8. Caviar (1086 mg per serving)
You know this as fish eggs, and their popularity is often in question, but they’re considered a luxury item on menus everywhere and served as an appetizer.
➡ Caviar is high in choline, which is an ***essential nutrient.
***Essential nutrients are required for normal body functioning that can not be synthesized by the body. Categories of essential nutrient include vitamins, dietary minerals, essential fatty acids and essential amino acids.
9. Flaxseed (2338 mg per serving)
Flaxseeds are small brown or yellow seeds. They’re usually ground, milled or used to make oil.
➡ These seeds are the richest whole food source of the omega-3 fat called alpha-linolenic acid (ALA), and flaxseed oil is often used as an omega-3 supplement.
➡ Flaxseeds are also very high in fiber, vitamin E, magnesium and other nutrients.
You can read more about the different types of omega-3s in this article.
10. Chia Seeds (4915 mg per serving)
➡ Chia seeds are incredibly nutritious. They’re rich in manganese, calcium, phosphorus and various other nutrients.
➡ A standard 1-oz (2-tbsp) serving of chia seeds has 4 grams of protein, including all eight essential amino acids.
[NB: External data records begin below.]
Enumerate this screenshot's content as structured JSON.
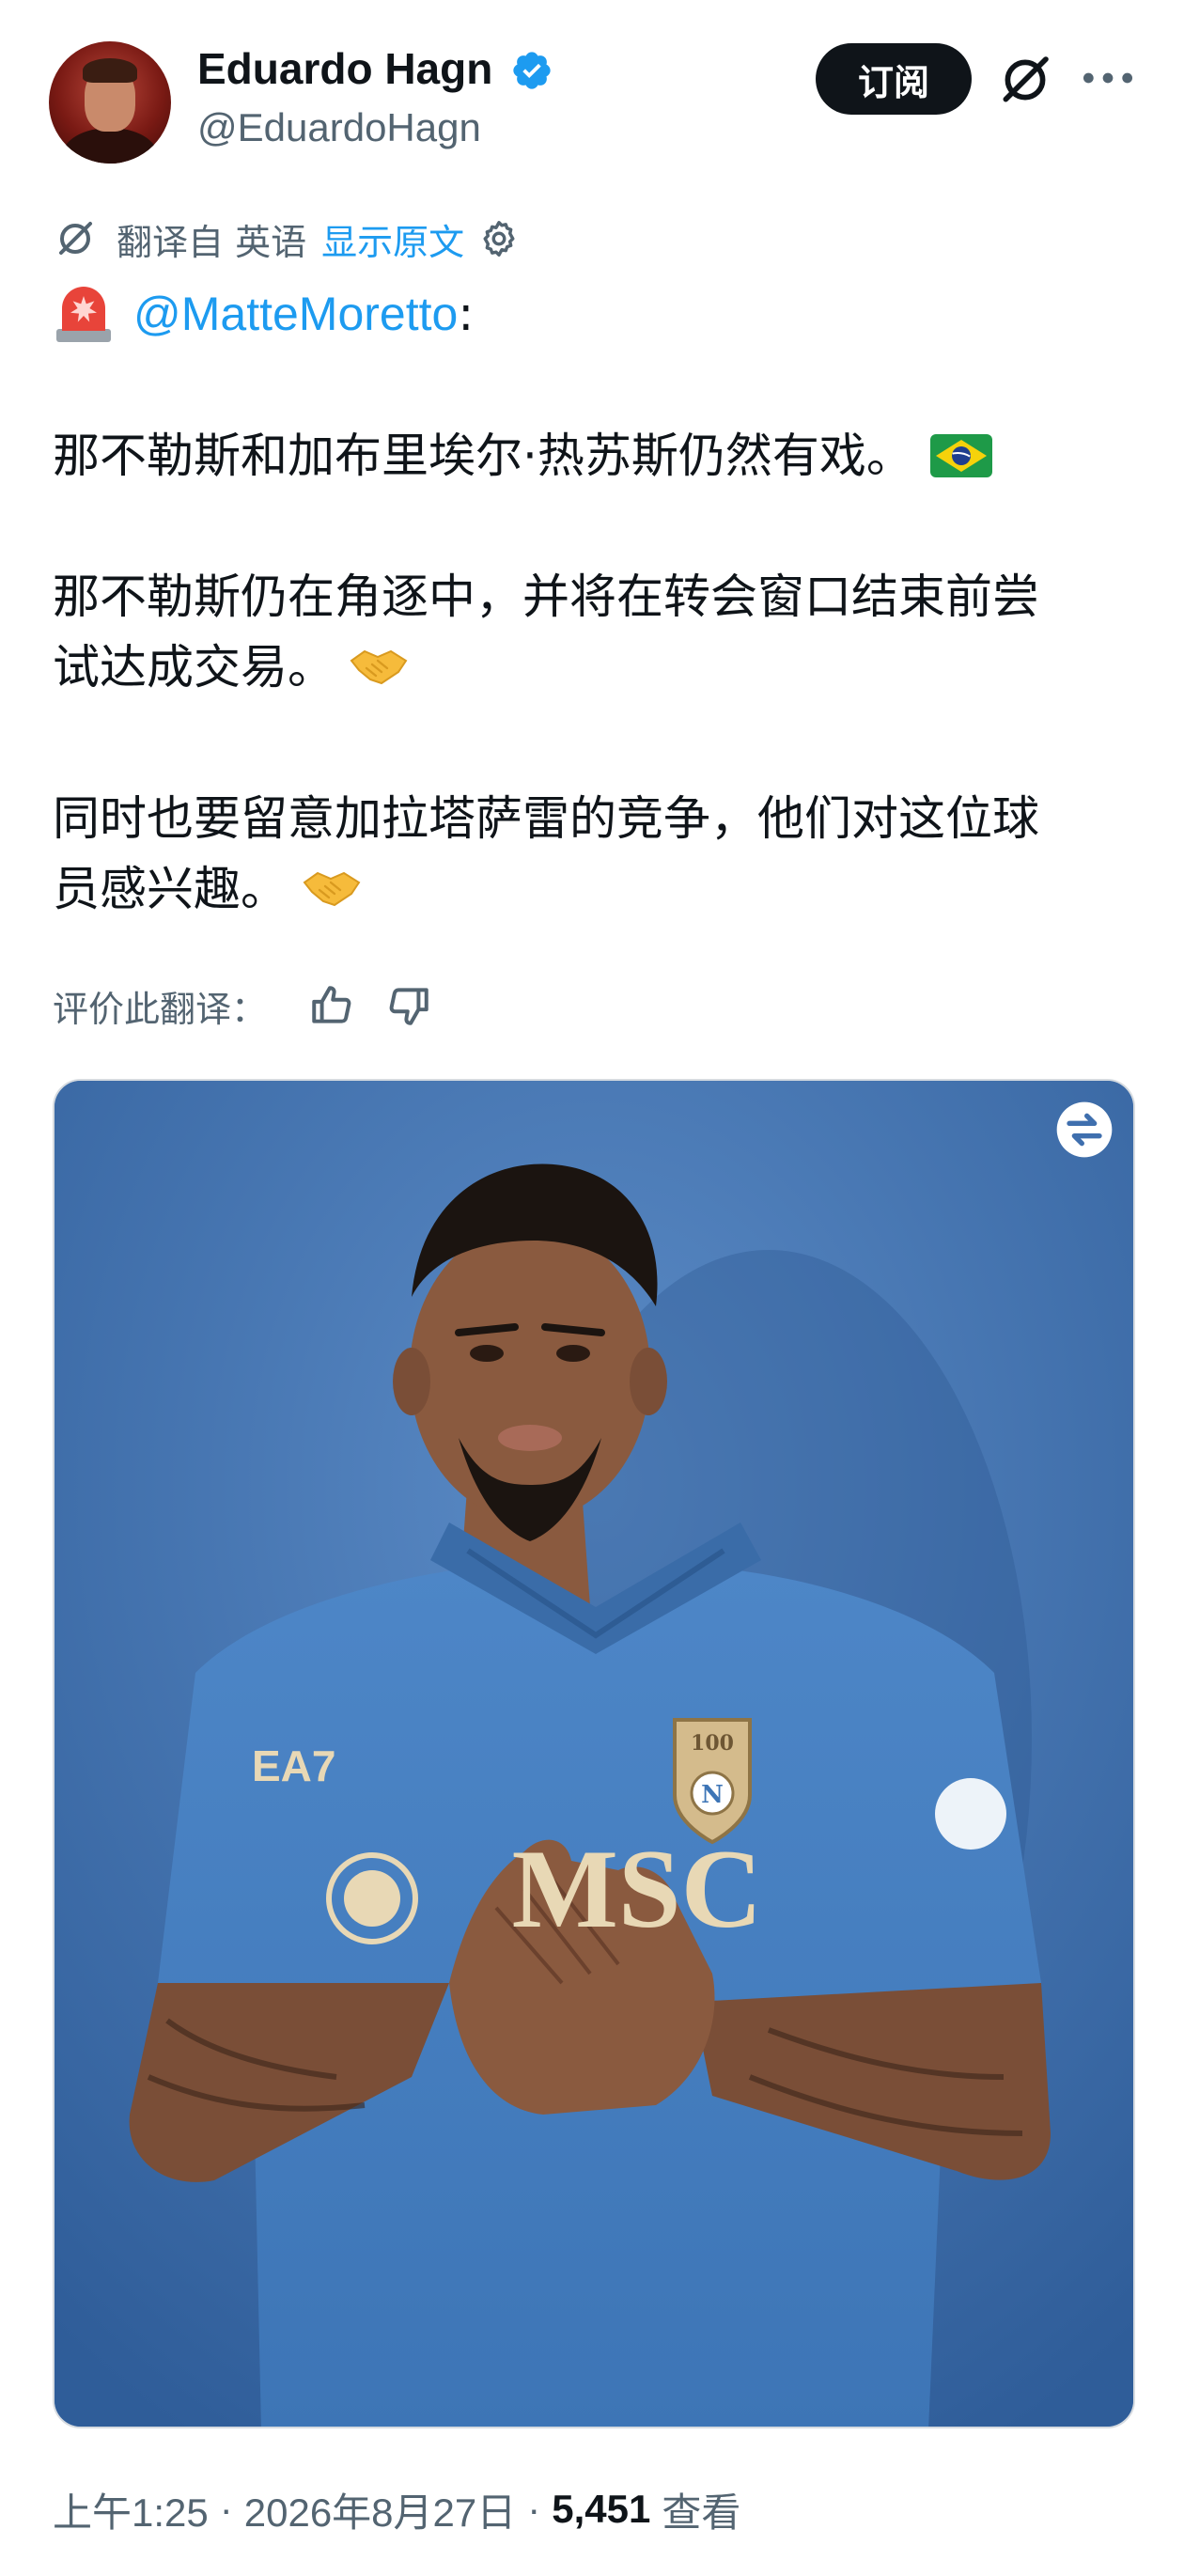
{
  "author": {
    "display_name": "Eduardo Hagn",
    "handle": "@EduardoHagn",
    "verified_icon": "verified-badge-icon"
  },
  "header": {
    "subscribe_label": "订阅"
  },
  "translation": {
    "translated_from": "翻译自 英语",
    "show_original": "显示原文"
  },
  "tweet": {
    "mention": "@MatteMoretto",
    "colon": ":",
    "paragraphs": [
      {
        "lines": [
          "那不勒斯和加布里埃尔·热苏斯仍然有戏。"
        ]
      },
      {
        "lines": [
          "那不勒斯仍在角逐中，并将在转会窗口结束前尝",
          "试达成交易。"
        ]
      },
      {
        "lines": [
          "同时也要留意加拉塔萨雷的竞争，他们对这位球",
          "员感兴趣。"
        ]
      }
    ]
  },
  "rate": {
    "label": "评价此翻译："
  },
  "photo": {
    "jersey_brand": "EA7",
    "sponsor": "MSC",
    "crest_number": "100",
    "crest_letter": "N",
    "accent_background": "#3f6fae"
  },
  "meta": {
    "time": "上午1:25",
    "sep1": "·",
    "date": "2026年8月27日",
    "sep2": "·",
    "views": "5,451",
    "views_label": "查看"
  },
  "colors": {
    "link": "#1d9bf0",
    "text": "#0f1419",
    "secondary": "#536471"
  }
}
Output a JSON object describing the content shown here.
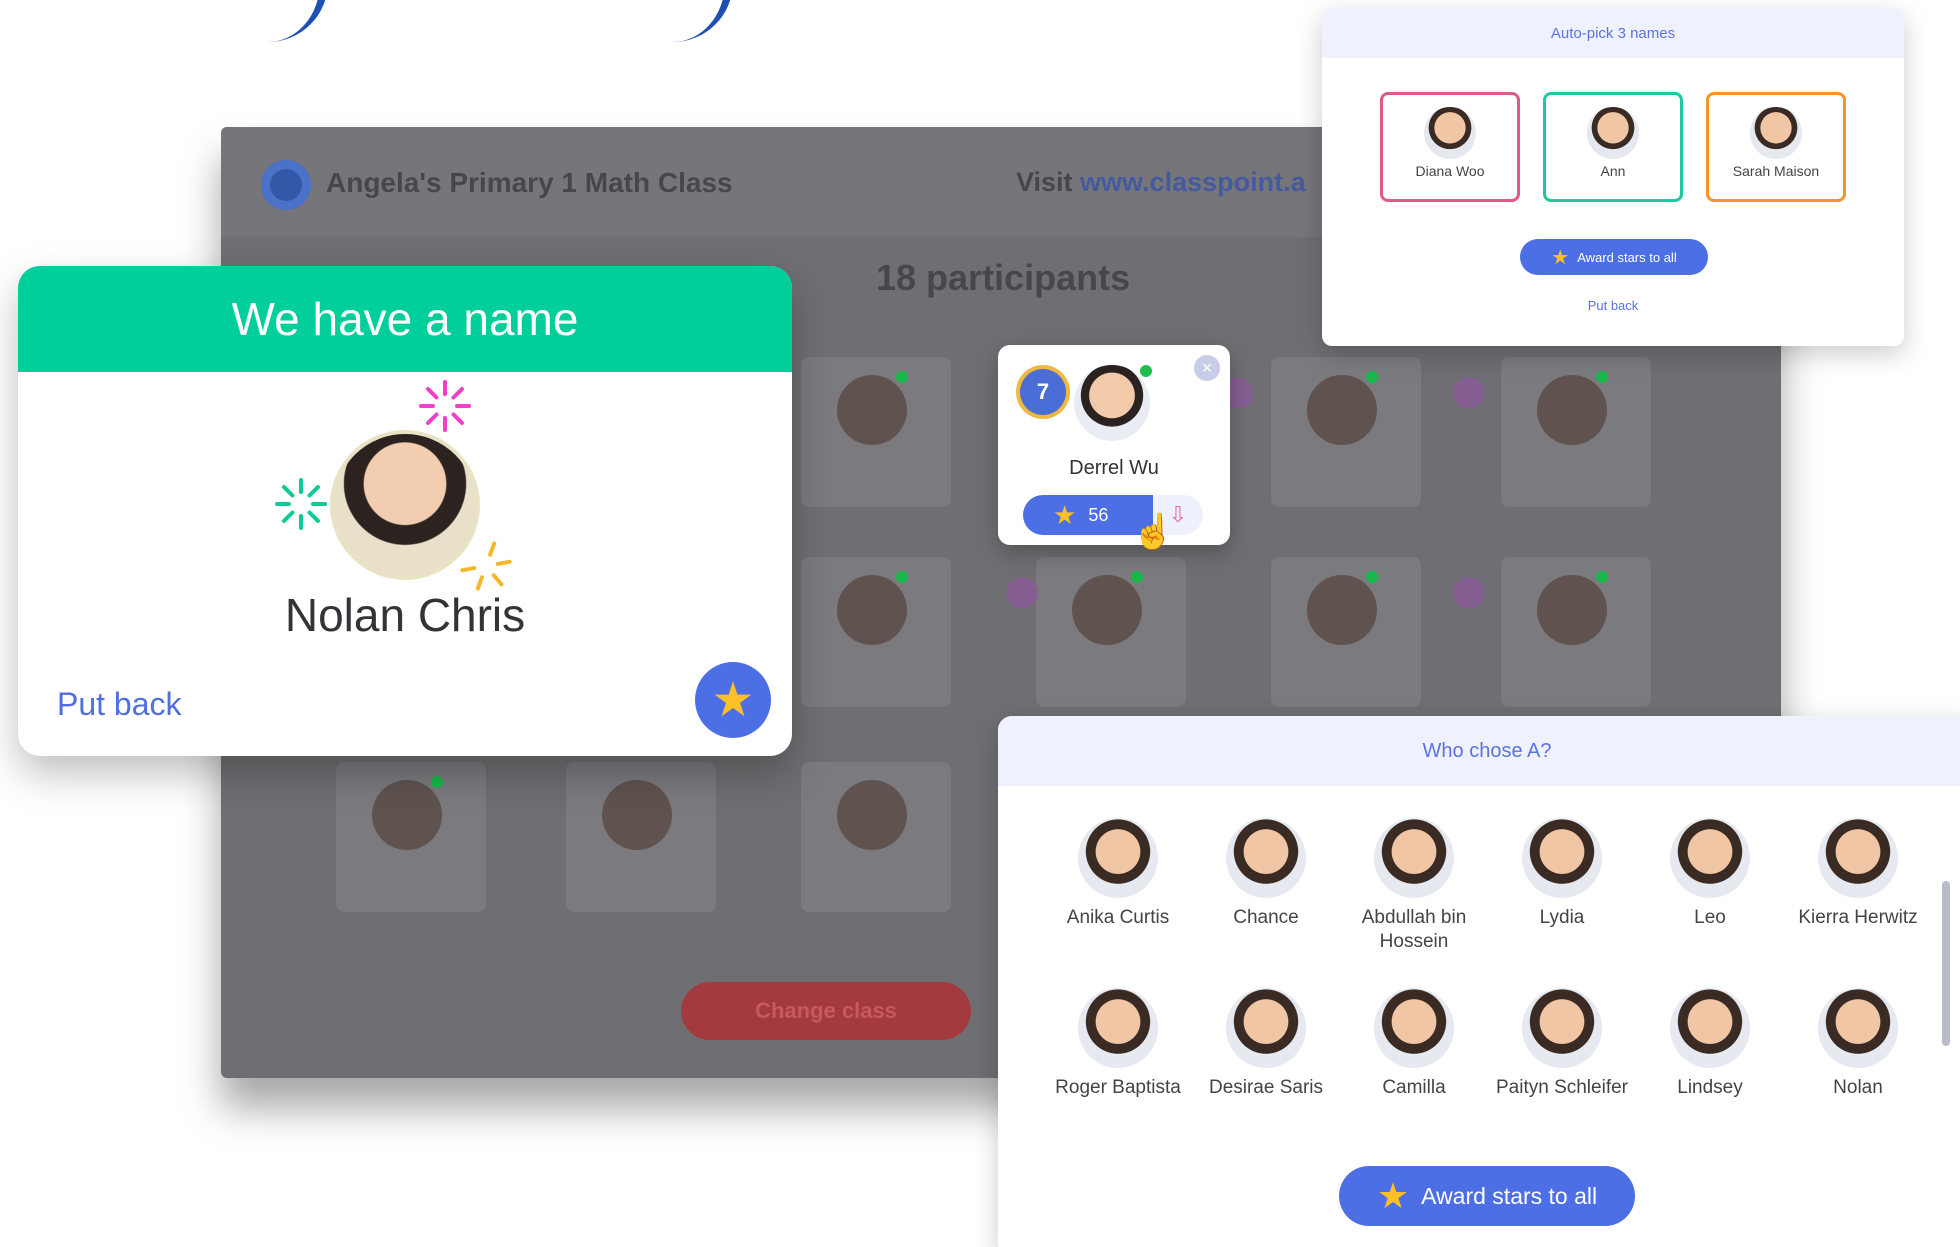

11. Walnuts (2542 mg per serving, about 7 walnuts)
Walnuts are very nutritious and loaded with fiber. They also contain high amounts of copper, manganese and vitamin E.
➡ However, do not remove the skin, as it has most of the antioxidants found in walnuts.
12. Soybeans (1241 mg per serving)
➡ Soybeans are a good source of fiber and vegetable protein.
➡ They also contain high amounts of other nutrients, including riboflavin, folate, vitamin K, magnesium, and potassium.
Although they don’t contain as much omega 3’s as the foods listed above, the following also contain decent amounts:
➡ Pastured eggs (Omega-3-enriched eggs). Basically, the chickens’ feed is supplemented with an omega-3 source like flax seeds.
➡ Meats from grass-fed animals
➡ Grass-fed dairy products
➡ Hemp seeds
➡ Some vegetables like spinach and Brussel’s sprouts
Getting plenty of omega-3s from whole foods is relatively easy…just stay away from junk food and you’ll get to feel the difference that getting the right nutrients will make in your daily life.